12 mitos sobre a terapia cognitiva

12 mitos sobre a terapia cognitiva

1. Mito: A terapia cognitiva é excessivamente intelectual e não lida com sentimento.

Realidade: É verdade que a terapia cognitiva se concentra muito em como pensamos e nos comportamos. Mas os pensamentos e crenças importantes na terapia cognitiva são emocionais – eles tratam de nossas emoções e não de nosso intelecto. A terapia cognitiva consiste em mudar emoções, pedimos continuamente às pessoas que observem, registrem e compreendam “como elas se sentem”.

2. Mito: Somente pessoas com alto nível de instrução ou muito inteligentes podem beneficiar-se da terapia cognitiva.

Realidade: A capacidade de observar seu pensamento e avaliá-lo, e de considerar modos alternativos de pensar é mais importante para o sucesso da terapia cognitiva do que o quanto você estudou ou o seu Q.I.

3. Mito: Por ser muito rígida, a terapia cognitiva não pode levar em conta as necessidades e circunstâncias singulares dos indivíduos.

Realidade: A terapia cognitiva é sempre aplicada às características singulares da situação que a pessoa está envolvida, construindo e conceitualizando o seu perfil clínico próprio.

4. Mito: A terapia cognitiva é muito superficial, tratando apenas os sintomas e não abordando a causa básica do problema.

Realidade: A terapia cognitiva considera os pensamentos e crenças automáticos os elementos básicos do problema.

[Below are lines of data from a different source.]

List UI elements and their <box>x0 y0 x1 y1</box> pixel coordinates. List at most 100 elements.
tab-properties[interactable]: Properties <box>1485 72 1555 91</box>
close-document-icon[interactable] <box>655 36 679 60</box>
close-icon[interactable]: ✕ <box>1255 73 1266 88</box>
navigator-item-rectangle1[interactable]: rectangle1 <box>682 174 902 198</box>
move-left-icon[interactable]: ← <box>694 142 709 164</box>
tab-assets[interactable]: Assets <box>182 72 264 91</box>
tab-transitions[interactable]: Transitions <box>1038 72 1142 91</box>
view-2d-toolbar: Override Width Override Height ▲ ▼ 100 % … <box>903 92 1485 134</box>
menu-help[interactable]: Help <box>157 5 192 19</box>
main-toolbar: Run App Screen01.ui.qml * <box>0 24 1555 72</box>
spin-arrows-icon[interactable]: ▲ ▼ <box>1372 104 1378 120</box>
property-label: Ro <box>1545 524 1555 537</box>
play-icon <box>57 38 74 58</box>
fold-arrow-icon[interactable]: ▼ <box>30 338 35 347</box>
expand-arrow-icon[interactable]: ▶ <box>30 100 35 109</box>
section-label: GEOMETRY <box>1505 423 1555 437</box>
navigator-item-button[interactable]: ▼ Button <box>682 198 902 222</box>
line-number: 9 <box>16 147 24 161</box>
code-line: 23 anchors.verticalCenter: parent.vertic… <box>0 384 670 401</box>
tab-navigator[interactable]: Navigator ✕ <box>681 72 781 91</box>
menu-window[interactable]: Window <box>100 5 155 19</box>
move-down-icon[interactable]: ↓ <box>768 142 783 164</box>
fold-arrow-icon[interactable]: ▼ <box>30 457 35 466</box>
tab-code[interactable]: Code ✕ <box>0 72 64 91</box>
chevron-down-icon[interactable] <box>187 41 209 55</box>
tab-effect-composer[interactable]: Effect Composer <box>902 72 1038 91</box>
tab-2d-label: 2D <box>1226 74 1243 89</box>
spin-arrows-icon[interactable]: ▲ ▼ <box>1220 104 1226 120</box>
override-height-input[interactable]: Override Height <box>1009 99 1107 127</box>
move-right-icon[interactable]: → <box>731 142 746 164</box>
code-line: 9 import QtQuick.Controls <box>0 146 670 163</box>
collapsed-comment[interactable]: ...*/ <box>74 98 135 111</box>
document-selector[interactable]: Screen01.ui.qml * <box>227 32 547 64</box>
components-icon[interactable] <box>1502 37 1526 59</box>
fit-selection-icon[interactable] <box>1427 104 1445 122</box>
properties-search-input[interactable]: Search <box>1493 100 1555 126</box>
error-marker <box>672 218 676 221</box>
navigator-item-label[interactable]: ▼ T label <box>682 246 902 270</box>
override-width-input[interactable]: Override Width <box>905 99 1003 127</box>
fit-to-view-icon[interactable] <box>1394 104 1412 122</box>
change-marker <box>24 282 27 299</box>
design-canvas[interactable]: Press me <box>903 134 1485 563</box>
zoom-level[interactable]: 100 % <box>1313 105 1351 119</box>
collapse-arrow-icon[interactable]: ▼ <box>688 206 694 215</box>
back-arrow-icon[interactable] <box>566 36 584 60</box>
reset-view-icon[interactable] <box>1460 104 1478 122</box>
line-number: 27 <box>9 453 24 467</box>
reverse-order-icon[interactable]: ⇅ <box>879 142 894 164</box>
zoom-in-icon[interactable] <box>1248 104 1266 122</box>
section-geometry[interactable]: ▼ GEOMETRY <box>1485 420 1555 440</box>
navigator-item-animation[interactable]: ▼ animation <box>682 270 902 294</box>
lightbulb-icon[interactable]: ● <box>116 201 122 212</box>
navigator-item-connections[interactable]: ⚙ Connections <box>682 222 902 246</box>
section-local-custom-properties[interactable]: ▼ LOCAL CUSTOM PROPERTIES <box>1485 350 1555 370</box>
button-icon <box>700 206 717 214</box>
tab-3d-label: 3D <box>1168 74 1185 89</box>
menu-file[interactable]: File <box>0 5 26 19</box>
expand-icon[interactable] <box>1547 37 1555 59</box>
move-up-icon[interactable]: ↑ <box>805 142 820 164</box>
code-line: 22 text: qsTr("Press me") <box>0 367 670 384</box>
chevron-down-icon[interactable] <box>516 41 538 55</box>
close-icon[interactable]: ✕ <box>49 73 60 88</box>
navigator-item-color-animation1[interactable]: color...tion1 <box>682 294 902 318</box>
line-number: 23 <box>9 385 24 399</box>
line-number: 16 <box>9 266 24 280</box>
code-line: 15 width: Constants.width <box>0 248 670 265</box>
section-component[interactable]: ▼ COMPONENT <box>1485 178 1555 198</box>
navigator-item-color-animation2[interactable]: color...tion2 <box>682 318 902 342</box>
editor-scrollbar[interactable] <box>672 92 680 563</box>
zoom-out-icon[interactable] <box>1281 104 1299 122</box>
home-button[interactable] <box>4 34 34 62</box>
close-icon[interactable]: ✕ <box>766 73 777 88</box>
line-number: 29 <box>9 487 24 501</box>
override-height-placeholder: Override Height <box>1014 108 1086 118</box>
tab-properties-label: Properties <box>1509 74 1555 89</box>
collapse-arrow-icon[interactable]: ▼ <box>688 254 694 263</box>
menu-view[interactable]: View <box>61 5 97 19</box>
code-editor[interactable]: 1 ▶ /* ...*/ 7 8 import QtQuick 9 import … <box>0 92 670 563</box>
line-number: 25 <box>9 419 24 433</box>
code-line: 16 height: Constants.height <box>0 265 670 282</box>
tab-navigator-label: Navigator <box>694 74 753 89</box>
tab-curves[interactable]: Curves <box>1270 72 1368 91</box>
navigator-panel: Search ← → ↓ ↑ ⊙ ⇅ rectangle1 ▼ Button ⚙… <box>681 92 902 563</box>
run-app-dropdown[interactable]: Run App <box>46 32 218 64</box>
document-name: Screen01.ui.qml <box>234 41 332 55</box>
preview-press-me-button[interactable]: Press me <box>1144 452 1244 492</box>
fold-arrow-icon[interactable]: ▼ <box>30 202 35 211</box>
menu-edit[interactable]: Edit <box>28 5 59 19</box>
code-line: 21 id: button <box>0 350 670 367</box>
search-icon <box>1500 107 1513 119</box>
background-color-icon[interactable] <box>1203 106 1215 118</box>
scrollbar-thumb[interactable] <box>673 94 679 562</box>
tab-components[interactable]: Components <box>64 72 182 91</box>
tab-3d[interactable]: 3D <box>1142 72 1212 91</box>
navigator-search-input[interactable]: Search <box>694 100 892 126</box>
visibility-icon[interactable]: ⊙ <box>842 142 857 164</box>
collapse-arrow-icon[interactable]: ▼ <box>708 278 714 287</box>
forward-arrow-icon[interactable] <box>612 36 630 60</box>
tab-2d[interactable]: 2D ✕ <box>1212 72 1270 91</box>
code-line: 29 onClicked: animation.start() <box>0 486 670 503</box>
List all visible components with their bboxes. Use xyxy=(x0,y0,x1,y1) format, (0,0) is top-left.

Ao abordar essas “causas cognitivas básicas”, a terapia cognitiva muitas vezes apresentou benefícios mais duradouros para reduzir a ansiedade, por exemplo, do que a medicação.

5. Mito: Você não pode se beneficiar da terapia cognitiva se estiver tomando medicação.

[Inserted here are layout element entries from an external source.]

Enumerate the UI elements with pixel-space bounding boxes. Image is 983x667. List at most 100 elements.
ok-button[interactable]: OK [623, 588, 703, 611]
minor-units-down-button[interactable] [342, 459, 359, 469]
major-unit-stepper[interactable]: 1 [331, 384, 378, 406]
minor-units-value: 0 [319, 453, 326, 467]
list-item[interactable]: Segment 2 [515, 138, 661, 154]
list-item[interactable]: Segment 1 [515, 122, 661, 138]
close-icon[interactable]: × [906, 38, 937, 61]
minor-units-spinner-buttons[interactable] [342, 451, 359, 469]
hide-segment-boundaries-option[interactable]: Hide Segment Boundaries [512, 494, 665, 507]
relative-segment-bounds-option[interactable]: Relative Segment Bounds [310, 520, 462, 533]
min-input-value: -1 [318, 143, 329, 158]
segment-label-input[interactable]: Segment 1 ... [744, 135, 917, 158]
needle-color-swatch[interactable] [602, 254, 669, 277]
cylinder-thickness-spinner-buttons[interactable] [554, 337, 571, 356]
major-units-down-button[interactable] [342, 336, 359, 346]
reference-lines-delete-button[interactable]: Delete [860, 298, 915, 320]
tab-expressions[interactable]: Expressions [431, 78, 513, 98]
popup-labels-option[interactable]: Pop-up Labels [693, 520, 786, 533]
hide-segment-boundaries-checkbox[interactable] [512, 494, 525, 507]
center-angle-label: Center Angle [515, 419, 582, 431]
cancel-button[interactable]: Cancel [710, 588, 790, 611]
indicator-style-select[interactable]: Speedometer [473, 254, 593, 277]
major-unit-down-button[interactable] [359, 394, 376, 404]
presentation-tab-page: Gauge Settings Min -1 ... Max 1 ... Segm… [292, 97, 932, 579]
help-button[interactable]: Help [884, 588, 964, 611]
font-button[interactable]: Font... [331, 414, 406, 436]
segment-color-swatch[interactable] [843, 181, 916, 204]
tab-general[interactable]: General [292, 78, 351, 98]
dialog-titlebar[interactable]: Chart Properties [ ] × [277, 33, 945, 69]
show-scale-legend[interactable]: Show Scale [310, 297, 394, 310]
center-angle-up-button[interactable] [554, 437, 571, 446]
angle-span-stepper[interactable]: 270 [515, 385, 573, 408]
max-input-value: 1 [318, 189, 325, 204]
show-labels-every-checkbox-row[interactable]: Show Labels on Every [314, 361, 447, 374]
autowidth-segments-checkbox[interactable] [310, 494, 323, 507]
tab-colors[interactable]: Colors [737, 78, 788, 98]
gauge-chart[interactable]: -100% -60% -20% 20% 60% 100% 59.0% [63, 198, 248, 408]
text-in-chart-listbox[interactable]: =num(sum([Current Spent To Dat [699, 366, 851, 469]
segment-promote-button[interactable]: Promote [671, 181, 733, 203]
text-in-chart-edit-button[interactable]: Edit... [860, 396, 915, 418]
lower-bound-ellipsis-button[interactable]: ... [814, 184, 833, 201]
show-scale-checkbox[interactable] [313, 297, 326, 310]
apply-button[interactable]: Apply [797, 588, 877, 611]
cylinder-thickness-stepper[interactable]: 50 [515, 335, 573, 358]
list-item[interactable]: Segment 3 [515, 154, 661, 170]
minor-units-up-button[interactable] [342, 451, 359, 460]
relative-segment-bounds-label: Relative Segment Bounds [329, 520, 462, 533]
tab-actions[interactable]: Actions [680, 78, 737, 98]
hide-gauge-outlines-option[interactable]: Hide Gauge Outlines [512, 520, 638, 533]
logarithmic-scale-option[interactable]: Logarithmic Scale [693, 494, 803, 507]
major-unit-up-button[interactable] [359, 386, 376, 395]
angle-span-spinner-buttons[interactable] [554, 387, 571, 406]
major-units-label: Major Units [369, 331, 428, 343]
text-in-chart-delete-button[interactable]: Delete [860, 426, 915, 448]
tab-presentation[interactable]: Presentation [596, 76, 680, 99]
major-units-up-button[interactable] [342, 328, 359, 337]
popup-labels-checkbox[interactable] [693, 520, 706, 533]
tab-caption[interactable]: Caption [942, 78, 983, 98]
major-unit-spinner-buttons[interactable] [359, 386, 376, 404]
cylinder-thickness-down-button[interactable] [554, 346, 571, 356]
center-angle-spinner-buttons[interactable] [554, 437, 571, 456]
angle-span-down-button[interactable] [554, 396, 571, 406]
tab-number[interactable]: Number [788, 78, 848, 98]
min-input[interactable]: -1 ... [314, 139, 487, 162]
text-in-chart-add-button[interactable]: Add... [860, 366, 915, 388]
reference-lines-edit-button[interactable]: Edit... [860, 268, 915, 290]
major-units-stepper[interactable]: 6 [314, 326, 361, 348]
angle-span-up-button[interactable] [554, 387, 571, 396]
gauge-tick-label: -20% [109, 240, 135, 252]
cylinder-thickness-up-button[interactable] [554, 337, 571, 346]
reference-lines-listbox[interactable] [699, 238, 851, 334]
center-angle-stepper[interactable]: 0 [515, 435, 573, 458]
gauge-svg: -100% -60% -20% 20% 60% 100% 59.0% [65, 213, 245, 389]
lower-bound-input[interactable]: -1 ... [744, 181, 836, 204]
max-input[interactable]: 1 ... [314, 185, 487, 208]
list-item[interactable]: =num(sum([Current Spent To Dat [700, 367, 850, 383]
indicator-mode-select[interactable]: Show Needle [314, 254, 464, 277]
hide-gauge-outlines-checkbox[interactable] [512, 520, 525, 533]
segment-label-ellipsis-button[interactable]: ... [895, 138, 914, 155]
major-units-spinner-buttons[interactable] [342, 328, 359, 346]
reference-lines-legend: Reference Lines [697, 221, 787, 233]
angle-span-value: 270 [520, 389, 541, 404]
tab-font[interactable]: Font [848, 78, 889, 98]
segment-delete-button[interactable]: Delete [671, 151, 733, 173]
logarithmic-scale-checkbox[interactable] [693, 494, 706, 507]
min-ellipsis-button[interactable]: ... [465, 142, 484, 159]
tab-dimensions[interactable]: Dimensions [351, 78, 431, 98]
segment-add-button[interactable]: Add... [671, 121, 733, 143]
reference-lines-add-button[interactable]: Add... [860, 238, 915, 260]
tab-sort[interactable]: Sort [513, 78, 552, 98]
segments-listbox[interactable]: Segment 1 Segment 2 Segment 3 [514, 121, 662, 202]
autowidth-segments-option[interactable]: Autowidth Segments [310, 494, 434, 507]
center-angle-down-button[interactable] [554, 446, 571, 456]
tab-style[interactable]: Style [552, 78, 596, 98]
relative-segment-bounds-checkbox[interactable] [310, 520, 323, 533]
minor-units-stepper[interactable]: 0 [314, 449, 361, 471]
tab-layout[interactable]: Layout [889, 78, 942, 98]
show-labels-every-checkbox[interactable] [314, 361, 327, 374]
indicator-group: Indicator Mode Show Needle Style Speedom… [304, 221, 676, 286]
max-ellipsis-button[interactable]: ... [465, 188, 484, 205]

Realidade: Pesquisas científicas e nossa experiência clínica demonstram que as pessoas que tomam medicação podem se beneficiar significativamente da terapia cognitiva.

6. Mito: É preciso ser bem organizado e disciplinado para se beneficiar da terapia cognitiva.

Realidade: Não existem evidências científicas de pesquisa de que uma personalidade bem organizada e disciplinada beneficia-se mais da terapia cognitiva do que qualquer outra pessoa.

7. Mito: A terapia cognitiva ignora completamente a influência do passado.

Realidade: A terapia cognitiva realmente se concentra no presente, mas difíceis vivências passadas e adversidades na infância podem ser consideradas quando têm uma influência importante no atual funcionamento emocional dos indivíduos.

8. Mito: A terapia cognitiva é eficaz somente com ansiedade leve ou moderada.

Realidade: Estudos de resultados que avaliaram formalmente a terapia cognitiva demonstram que pessoas com sintomas e transtornos de ansiedade graves podem obter melhora significativa dos sintomas.

9. Mito: A terapia cognitiva é um terapia “só de falar”, na qual as pessoas “livram-se do problema falando”.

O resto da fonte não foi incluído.